The texture editing tool has two modes to work with, Overview and Edit Mode.
Overview: the user has access only to the parameters that have been modified while hiding the rest.
Edit: The Edit mode displays all the available parameters for bitmap editing like Texture Properties, Tonemapping and Coordinates. Any parameter changed here will be displayed in the Overview Mode.
By default, the Thea Material editor is in Overview Mode, displaying only the path to the file and any parameter that has been modified allowing you to have quick access to the most used ones. To start editing the bitmap, click on the hamburger icon and select Edit Mode.
Projection: this option helps the user select the projection needed for the selected texture. From the drop down list that appears by pressing the down arrow, a projection can be selected among: UV, Cubic, Cylindrical, Spherical, Flat, Front, Shrink Wrap, Camera Map, Cubic (Centered) and Flat (Centered).
Channel: Two main channels exist for a texture, the RGB channel and the Alpha channel.
Repeat: When enabled, it forces the bitmap texture to tile in all directions.
Invert: this option, inverts all the colors of the texture to their complemented colors.
Gamma: user can edit here the Gamma value of the selected texture. These values range from ‐100% to 100%. In the next images, we see these values for the selected texture and the way they affect its final appearance.
Red/Green/Blue Shift: You can increase/decrease a texture color value to correct its tone.
Saturation: user can change from here a texture saturation, by giving it values from ‐100% to 100%.
Brightness: another feature that affects a texture tone is the brightness. Once again, values range between ‐100% and 100%. Brightness set to ‐100% makes the image total black.

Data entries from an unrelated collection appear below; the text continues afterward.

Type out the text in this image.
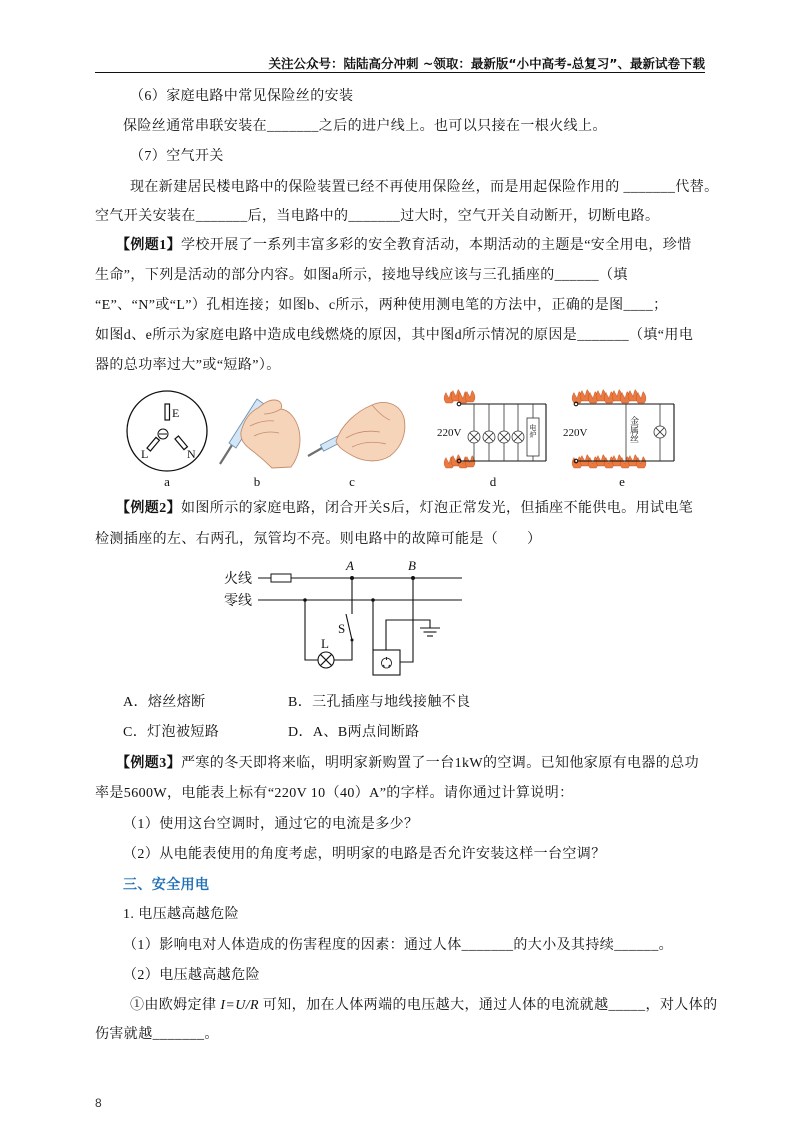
关注公众号：陆陆高分冲刺 ~领取：最新版“小中高考-总复习”、最新试卷下载
（6）家庭电路中常见保险丝的安装
保险丝通常串联安装在_______之后的进户线上。也可以只接在一根火线上。
（7）空气开关
现在新建居民楼电路中的保险装置已经不再使用保险丝，而是用起保险作用的 _______代替。
空气开关安装在_______后，当电路中的_______过大时，空气开关自动断开，切断电路。
【例题1】学校开展了一系列丰富多彩的安全教育活动，本期活动的主题是“安全用电，珍惜
生命”，下列是活动的部分内容。如图a所示，接地导线应该与三孔插座的______（填
“E”、“N”或“L”）孔相连接；如图b、c所示，两种使用测电笔的方法中，正确的是图____；
如图d、e所示为家庭电路中造成电线燃烧的原因，其中图d所示情况的原因是_______（填“用电
器的总功率过大”或“短路”）。
【例题2】如图所示的家庭电路，闭合开关S后，灯泡正常发光，但插座不能供电。用试电笔
检测插座的左、右两孔，氖管均不亮。则电路中的故障可能是（　　）
A．熔丝熔断	B．三孔插座与地线接触不良
C．灯泡被短路	D．A、B两点间断路
【例题3】严寒的冬天即将来临，明明家新购置了一台1kW的空调。已知他家原有电器的总功
率是5600W，电能表上标有“220V 10（40）A”的字样。请你通过计算说明：
（1）使用这台空调时，通过它的电流是多少？
（2）从电能表使用的角度考虑，明明家的电路是否允许安装这样一台空调？
三、安全用电
1. 电压越高越危险
（1）影响电对人体造成的伤害程度的因素：通过人体_______的大小及其持续______。
（2）电压越高越危险
①由欧姆定律 I=U/R 可知，加在人体两端的电压越大，通过人体的电流就越_____，对人体的
伤害就越_______。
8
E
L	N
220V	电炉 220V	金属丝
a	b	c	d	e
火线
零线
A	B
S
L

Contrast: user can specify here the value of contrast that the texture will have.
Clamp Min and Max: from these two options, user can specify the minimum and maximum clamp of the selected texture accordingly. RGB colors range normally from 0 to 255. By setting for example minimum clamp 20%, the colors that their RGB values are less than around 51, will be “cut” and get this value. By increasing minimum clamp percentage, image turn to be whiter, while by decreasing the maximum clamp percentage, image is getting darker colors. Decreasing the maximum percentage and increasing the minimum on the same time, textures tend to appear grayer, as gray color has RGV values around in the middle of the 256 colors (128, 128, 128).
Offset X and Y: Offsets the bitmap over the X and Y axis.
Spatial Size (X and Y): Spatial Size is used to correctly account for scaling when changing from UV to Cubic coordinates, while UV Scaling affects the scaling once UV projection is used.
UV Scale X and Y: Scales the bitmap over the X and Y axis.
Rotation (deg): Rotates the UV coordinates.